Les artistes sont durement touchés par cette crise sanitaire et on a vu ces dernières semaines plusieurs associations émerger pour leur venir en aide, ainsi que de nombreuses tribunes s’ouvrir pour alerter l’opinion sur la précarité de votre métier. Qu’en pensez-vous, et plus précisément, comment vivez-vous ce moment et comment envisagez-vous l’avenir ?...
J’ai partagé sur les réseaux sociaux plusieurs « pensées » sur cette situation, que ce soient celles de l’individu dans cette crise ou celles de la chanteuse. Il est nécessaire de prendre conscience de la précarité de notre métier, mais aussi de se rendre compte que dans ce même métier il y a des niveaux très différents. Il y a l’intermittent du spectacle, l’employé dans une troupe ou l’indépendant. Il y a le chanteur qui ne fait que des premiers rôles dans les grandes maisons, celui qui fait des seconds rôles dans les grandes maisons, celui qui fait une carrière nationale et celui qui commence tout juste... Ce sont des gens qui sont toujours aujourd’hui dans la même situation : plus de travail pendant quelques mois, mais qui ne sont pas du tout impactés de la même manière. Certains gagnent en une soirée ce que d’autres touchent en un an. Certains ont droit au chômage en ce moment quand d’autres n’ont droit à rien. C’est ce qui rend la chose un peu compliquée à gérer dans cette crise, et à appréhender aussi. Il faut donc que notre gouvernement trouve des solutions pour aider les plus précaires ! On a besoin des arts et de la musique plus que jamais dans cette période morose. Il faut trouver un moyen de continuer à faire vivre la musique. C’est ce que je m’efforce de faire, à mon humble niveau. J’essaie de créer un collectif d’artistes de plusieurs disciplines, de trouver de nouveaux moyens de faire de la musique et des projets ensemble, tout en respectant les règles sanitaires. J’essaie de garder ma voix en forme et de proposer des projets de streamings, de Drive-In (grâce à Marie-Claude Chappuis à l'origine du projet en Suisse), et de diverses collaborations via internet. J’explore, je cherche, et je donne des cours en ligne, ça me passionne ! Je suis quelqu’un de positif et d’actif, du coup je cherche des solutions et j’avance. C’est comme ça que je fonctionne...

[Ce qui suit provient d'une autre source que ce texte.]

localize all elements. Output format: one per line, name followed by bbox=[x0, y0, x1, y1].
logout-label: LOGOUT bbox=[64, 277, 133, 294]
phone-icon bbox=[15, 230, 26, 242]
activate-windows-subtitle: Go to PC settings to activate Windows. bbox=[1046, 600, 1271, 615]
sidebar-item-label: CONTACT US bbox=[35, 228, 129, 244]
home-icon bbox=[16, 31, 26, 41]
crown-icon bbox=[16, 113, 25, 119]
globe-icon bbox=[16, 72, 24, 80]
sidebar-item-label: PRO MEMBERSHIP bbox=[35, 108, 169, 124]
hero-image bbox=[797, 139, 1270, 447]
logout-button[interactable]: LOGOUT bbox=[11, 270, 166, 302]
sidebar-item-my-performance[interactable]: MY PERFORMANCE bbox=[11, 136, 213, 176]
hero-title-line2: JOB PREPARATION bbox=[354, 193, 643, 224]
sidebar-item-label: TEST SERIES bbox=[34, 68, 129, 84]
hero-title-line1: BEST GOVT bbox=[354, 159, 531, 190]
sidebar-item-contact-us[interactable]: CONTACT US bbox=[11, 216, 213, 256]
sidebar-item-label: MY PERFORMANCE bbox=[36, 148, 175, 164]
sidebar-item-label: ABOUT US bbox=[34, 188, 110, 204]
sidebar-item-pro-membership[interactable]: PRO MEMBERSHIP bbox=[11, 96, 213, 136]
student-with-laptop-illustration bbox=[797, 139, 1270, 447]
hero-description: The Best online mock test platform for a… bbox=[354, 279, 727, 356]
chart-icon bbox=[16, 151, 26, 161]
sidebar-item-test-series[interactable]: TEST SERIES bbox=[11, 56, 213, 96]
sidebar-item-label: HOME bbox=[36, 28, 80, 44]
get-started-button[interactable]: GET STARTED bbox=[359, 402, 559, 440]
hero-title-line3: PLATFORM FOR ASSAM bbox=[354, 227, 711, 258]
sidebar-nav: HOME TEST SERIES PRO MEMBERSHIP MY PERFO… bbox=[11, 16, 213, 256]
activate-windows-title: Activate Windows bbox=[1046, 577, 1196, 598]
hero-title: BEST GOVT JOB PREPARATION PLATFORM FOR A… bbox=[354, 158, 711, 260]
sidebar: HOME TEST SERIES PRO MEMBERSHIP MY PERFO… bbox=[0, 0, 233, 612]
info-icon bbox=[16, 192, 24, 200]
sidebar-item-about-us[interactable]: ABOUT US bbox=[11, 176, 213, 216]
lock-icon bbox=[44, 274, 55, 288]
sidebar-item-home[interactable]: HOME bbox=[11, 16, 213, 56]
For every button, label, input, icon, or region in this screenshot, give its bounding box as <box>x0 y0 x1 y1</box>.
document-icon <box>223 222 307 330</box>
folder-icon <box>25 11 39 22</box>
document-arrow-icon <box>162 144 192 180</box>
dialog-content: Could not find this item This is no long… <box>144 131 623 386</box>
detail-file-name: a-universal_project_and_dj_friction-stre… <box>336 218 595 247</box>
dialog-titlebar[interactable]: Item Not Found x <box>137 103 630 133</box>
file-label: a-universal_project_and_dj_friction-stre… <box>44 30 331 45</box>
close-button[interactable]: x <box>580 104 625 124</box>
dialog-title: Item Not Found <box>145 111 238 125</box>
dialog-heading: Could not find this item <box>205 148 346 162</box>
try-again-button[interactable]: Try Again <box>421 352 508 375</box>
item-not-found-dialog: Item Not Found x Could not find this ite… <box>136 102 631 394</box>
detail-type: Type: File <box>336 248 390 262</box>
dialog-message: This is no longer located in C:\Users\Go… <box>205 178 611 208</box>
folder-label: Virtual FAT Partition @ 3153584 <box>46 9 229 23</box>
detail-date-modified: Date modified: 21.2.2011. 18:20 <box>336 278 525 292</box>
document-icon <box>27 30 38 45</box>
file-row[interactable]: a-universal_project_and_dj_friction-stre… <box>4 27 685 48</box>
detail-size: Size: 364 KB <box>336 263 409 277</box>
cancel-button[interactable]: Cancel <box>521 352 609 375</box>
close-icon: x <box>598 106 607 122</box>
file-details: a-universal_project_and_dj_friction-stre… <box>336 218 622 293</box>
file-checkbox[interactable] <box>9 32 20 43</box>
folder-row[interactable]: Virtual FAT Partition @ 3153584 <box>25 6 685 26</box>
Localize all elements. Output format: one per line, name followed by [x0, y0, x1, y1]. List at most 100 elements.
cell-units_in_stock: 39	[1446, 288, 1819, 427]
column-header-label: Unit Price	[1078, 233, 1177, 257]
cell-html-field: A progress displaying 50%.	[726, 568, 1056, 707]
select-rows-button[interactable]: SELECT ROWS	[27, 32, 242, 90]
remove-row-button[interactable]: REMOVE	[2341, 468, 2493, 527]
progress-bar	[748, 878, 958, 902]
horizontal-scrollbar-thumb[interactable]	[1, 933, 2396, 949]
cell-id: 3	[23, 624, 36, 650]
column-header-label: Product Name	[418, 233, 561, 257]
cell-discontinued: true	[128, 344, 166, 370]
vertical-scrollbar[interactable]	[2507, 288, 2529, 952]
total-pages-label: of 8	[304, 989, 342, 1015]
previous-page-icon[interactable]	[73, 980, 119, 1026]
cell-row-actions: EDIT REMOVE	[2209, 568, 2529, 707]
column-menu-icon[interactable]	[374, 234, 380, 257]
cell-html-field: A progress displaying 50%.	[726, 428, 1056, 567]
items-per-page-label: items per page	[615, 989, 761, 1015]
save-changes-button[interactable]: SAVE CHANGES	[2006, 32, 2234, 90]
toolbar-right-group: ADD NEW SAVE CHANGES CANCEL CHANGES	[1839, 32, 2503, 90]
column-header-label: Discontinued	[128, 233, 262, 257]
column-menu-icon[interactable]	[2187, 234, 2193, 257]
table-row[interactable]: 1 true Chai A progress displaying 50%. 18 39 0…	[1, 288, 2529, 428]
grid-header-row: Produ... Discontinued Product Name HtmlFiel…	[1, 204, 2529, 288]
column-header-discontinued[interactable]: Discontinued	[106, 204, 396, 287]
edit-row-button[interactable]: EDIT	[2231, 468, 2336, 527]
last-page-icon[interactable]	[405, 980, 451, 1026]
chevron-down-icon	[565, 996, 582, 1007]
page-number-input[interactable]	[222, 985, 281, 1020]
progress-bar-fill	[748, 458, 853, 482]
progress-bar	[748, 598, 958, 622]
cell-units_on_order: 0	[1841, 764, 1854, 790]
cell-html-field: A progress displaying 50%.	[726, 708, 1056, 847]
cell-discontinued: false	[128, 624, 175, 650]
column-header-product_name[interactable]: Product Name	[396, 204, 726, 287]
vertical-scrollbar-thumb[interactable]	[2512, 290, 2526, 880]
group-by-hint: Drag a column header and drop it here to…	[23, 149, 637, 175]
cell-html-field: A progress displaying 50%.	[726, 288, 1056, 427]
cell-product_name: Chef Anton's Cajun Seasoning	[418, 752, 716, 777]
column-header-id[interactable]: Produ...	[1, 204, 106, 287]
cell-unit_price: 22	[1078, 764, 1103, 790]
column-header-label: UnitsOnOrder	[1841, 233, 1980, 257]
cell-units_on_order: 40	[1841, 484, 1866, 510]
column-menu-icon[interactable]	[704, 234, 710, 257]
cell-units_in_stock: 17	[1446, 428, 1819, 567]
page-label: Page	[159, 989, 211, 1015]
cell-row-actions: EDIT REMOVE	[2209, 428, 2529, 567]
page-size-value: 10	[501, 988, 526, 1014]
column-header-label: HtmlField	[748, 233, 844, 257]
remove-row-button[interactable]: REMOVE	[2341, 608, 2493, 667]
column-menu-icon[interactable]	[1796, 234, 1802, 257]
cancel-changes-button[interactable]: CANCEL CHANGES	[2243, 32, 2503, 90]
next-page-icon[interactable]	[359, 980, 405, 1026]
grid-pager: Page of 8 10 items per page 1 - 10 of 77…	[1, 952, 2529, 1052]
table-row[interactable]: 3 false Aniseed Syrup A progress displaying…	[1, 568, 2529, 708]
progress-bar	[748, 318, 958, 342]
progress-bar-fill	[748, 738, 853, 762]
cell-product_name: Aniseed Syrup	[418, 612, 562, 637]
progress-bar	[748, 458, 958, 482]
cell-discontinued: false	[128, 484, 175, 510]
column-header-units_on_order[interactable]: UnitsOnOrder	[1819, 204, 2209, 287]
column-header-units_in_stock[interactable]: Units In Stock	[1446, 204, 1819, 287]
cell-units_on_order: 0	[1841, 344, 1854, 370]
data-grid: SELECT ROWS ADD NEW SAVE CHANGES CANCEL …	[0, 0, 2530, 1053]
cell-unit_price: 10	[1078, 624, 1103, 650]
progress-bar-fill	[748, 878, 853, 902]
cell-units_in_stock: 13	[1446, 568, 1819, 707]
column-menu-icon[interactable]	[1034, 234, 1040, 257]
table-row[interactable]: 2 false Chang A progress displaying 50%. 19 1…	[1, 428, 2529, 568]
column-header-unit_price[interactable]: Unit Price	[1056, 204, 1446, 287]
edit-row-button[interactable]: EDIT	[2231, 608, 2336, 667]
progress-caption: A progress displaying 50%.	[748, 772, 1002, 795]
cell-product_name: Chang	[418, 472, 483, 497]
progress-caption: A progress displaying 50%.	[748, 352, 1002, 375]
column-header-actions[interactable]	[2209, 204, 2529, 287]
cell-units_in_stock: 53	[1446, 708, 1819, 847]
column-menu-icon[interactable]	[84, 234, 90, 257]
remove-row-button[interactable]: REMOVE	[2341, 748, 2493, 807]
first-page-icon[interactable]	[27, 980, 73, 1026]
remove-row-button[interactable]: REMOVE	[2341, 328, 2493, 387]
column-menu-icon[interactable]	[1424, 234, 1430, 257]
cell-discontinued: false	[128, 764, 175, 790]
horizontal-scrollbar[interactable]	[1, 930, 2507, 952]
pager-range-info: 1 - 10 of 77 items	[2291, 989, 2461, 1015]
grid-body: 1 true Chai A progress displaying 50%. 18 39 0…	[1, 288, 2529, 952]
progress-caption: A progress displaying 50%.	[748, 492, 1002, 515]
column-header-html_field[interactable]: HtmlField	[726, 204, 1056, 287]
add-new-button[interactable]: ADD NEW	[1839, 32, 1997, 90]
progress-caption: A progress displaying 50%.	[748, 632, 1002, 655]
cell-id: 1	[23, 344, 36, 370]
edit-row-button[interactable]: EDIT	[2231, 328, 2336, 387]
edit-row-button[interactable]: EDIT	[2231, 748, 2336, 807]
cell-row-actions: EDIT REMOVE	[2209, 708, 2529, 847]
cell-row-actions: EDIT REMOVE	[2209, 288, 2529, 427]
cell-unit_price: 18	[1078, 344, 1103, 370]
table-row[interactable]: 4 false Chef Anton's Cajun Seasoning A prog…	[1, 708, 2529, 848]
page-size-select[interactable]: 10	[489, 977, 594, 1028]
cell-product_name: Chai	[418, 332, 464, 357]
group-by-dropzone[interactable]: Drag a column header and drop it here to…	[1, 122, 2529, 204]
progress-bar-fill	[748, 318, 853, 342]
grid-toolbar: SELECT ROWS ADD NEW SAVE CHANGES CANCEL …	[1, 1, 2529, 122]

Où et comment avez-vous vécu le confinement ? Qu’avez-vous fait de tout ce « temps libre » ?
Je l’ai plutôt bien vécu car j’étais en famille, à Lyon, chez ma mère. Entourée des gens que j’aime, avec un petit jardin et des outils de sport. Donc je n’étais vraiment pas à plaindre et même privilégiée quand je vois certaines situations dans lesquelles se sont retrouvés des gens proches. J’ai profité de ce temps libre pour faire le point sur ma vie : pas de chez-moi, pas de chéri, plus de travail ! (rires) Non plus sérieusement, j’en ai profité pour me remettre en forme physiquement, beaucoup de sport, du yoga, du sommeil... Je me suis rendu compte que j’avais pas mal enchaîné ces derniers mois et que j’avais bien besoin de cette pause... J’ai repris la lecture des philosophes grecs (j’ai étudié la philosophie avant d’être chanteuse…), j’ai commencé à apprendre le russe, j’ai fait beaucoup de musique grâce à Internet, des collaborations de plein de genres différents avec des artistes différents. C’est aussi ça que j’aime, le crossover, le mélange des genres et des gens. J’ai aussi fait le bilan de beaucoup de choses, j’ai réalisé que je courais beaucoup après le temps, que je ne m’arrêtais quasiment jamais, et que ce n’était pas forcément très sain. Que ne rien faire était aussi une bonne chose parfois. Que vivre plus lentement faisait du bien. Et que dans les épreuves, il était essentiel d’être bien entourée ! Je pense que, comme beaucoup de gens, je sors changée de ce confinement, j’aurai appris beaucoup de choses sur moi-même et sur ce qui m’est essentiel…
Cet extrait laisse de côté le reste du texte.